Question 9: How to do cassoulet authentic cassoulet cassoulet practice cassoulet chicken rice, also known as fragrant chicken pot, thick juice chicken pot rice. It is a historical traditional food, originated in Jinan famous store "Jiling Garden". It is one of the traditional Han dishes in Jinan, Shandong Province, belonging to the Lu Cuisine family of home cooking, the main ingredient is chicken thighs, with green peppers, mushrooms and other stewed into a wonderful flavor, with the characteristics of fresh and tender meat.

1,

The first step: remove the blood, the first chicken pieces to remove the blood, in order to prevent the chicken from appearing fishy or odor, in addition to preventing the chicken from souring.

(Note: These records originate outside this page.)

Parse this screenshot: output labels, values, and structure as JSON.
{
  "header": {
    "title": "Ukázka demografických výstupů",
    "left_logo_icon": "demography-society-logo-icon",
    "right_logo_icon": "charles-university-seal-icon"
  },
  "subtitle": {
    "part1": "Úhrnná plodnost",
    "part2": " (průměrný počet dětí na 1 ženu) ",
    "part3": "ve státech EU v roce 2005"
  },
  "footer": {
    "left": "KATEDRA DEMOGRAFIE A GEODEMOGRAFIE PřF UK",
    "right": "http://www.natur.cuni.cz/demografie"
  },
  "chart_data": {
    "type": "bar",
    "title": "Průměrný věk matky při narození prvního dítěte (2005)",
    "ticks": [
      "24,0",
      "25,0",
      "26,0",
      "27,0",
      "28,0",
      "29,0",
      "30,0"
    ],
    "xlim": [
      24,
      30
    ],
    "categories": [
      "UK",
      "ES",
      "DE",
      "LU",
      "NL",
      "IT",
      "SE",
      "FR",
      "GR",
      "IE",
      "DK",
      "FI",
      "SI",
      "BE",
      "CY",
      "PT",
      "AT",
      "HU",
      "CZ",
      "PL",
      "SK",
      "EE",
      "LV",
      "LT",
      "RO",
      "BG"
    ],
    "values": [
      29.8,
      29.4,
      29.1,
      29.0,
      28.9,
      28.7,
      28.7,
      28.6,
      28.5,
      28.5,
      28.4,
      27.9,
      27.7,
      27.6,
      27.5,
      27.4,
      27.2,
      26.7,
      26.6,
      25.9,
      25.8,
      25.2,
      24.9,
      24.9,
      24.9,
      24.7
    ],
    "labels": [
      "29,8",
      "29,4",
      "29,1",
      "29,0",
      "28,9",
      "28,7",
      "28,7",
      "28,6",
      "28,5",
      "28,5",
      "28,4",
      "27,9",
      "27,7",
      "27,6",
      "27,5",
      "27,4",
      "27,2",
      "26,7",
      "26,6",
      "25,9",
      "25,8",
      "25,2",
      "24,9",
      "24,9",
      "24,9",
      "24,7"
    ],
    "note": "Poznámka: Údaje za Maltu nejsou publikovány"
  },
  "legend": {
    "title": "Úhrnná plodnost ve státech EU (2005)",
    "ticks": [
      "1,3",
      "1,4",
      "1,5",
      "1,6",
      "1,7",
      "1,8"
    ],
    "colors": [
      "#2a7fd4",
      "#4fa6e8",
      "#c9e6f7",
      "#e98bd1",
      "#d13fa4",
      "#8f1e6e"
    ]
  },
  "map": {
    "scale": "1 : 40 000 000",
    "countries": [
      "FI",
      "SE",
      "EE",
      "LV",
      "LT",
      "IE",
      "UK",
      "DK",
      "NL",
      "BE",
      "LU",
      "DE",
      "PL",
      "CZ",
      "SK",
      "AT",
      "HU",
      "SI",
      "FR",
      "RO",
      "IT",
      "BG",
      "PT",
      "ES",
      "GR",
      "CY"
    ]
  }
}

The second step: stew, ginger, mushrooms, chili peppers, chicken pieces, add a certain proportion of water, and a certain proportion of sauce (oyster sauce royal, soy sauce, soy sauce, cooking wine, etc. mixed) pressure cooker stewed. There is a difference between the north and the south in the stewing time, the north likes to eat off the bone meat, the south likes to eat strong meat, all the north than the south in the stewing time to be a little longer.

The third step: juice, juice is generally used casserole juice, the purpose is to be able to retain the original flavor of cassoulet for a long time. The purpose is to retain the original flavor of the cassoulet for a long time. When the juice is added to the appropriate seasonal vegetables, the cassoulet has a complete balance of meat, soup and vegetables, rich in color, aroma and taste.

The practice of rice:

The rice used in cassoulet is made of northeastern rice as raw material, and the more elaborate practice is "two over oil", so that the rice made, the grains of rice, loose, not as sticky as ordinary rice, the entrance texture is strong, with a strong aftertaste.

The crowd

The general population can be eaten, the elderly, the sick, the frail is more appropriate to eat.

Avoid eating crowd

1. Colds and fever, internal fire, phlegm and dampness, obesity, suffering from fever boils cassoulet chicken people, hypertension, high blood pressure, high blood lipids, cholecystitis, cholelithiasis, avoid eating;

2. Chicken is warm and helps the fire, liver Yang hyperactivity and oral eruption, skin boils, constipation should not be eaten;

3. Atherosclerosis, Coronary heart disease and hyperlipidemia patients avoid drinking chicken soup; colds accompanied by headache, fatigue, fever people avoid eating chicken, chicken soup.

2, the main ingredients Chicken (700g) Seasoning Ginger (moderate) salsa (1 spoon) Soy sauce (moderate) Oil (moderate) Sugar (1g) Ginger moderate

Ginger slices, a small amount of oil fragrance ginger because the family likes to eat ginger, put more, put the chicken stir-fry Stir-fry to the oil, put the appropriate amount of soy sauce and a small spoon of salsa, no other sauce can be used in place of the seasoning and sugar will chicken Stir fry evenly, stir fry the relaxation of the right amount of water to simmer, cover the pot with a lid of high-fire boil changed to low-fire simmering to the juice can be,

Plate sprinkled with green onions and scallions sprinkled on the encounter with the heat The aroma floated out.